Esplosi in una risata che non riuscii a trattenere.
«Oh no, signori miei. Non ce la farò, è troppo per me» dissi, mantenendomi la pancia dalle risate.
«Ci proverò io» disse, camminando da macio fino alla "struttura" che aveva appena organizzato. Fece finta di mostrare i muscoli al pubblico inesistente e imitò una mossa di karate, spezzando finalmente in due il polistirolo.
Alzò le mani in aria per esultare, camminando trionfante verso di me, che mi ero piegata in due dalle risate.
«Ora tocca a te!» disse euforico.
«No, grazie, passo avanti.»
Provai a scappare ma Daniel mi attirò a sé, prendendomi il polso e facendomi schiantare contro il suo petto.
«Ora dimmi che hai.»
Mi accigliai.
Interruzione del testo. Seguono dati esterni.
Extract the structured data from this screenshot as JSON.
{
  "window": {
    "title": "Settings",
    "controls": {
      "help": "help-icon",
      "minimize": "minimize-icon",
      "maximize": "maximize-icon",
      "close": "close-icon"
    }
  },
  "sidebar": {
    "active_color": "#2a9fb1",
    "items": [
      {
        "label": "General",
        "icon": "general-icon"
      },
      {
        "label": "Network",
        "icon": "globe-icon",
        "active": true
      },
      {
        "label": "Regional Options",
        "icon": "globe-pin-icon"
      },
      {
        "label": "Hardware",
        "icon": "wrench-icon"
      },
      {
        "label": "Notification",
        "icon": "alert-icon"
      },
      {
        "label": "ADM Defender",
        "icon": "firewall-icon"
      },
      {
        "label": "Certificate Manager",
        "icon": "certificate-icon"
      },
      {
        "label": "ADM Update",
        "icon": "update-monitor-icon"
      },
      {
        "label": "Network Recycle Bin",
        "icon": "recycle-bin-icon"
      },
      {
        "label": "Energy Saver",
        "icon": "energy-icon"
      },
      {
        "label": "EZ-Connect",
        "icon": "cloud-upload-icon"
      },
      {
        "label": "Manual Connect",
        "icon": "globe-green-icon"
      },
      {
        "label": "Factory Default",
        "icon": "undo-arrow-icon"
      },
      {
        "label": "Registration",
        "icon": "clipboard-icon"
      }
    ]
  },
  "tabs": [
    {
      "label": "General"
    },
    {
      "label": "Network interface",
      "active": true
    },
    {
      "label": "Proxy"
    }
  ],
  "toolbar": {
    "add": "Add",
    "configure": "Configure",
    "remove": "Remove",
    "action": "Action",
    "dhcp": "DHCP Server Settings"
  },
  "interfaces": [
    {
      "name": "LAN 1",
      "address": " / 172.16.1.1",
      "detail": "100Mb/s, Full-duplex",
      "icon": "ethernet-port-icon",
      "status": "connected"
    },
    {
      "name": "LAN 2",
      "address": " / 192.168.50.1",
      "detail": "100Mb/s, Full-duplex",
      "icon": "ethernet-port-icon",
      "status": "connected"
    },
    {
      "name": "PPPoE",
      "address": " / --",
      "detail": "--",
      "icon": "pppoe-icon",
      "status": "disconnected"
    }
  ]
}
Com'era possibile che sapesse sempre leggermi dentro?
«Te lo dico io cosa non hai. Le palle per lasciarlo» mi guardò intensamente.
«Peccato che le ho e che io abbia già fatto mezza cosa» farfugliai sotto quello sguardo, vidi sorgere una luce diversa nei suoi occhi.
Ora mi stava guardando... compiaciuto?
Girò intorno a me, lentamente, guardandomi sempre attentamente in volto.
Ero confusa, così feci la cosa migliore che potessi mai fare: rimasi immobile. Bloccata nella sua ragnatela.
Mi posò entrambe le mani sulle spalle, facendomi sussultare e avvicinò le sue labbra alle mie orecchie.
«E anche se il futuro spaventa, con le sue incertezze e le sue difficoltà imminenti, io ti darò la forza che pensi di non avere» mi disse, prima di andarsene via e lasciarmi interdetta.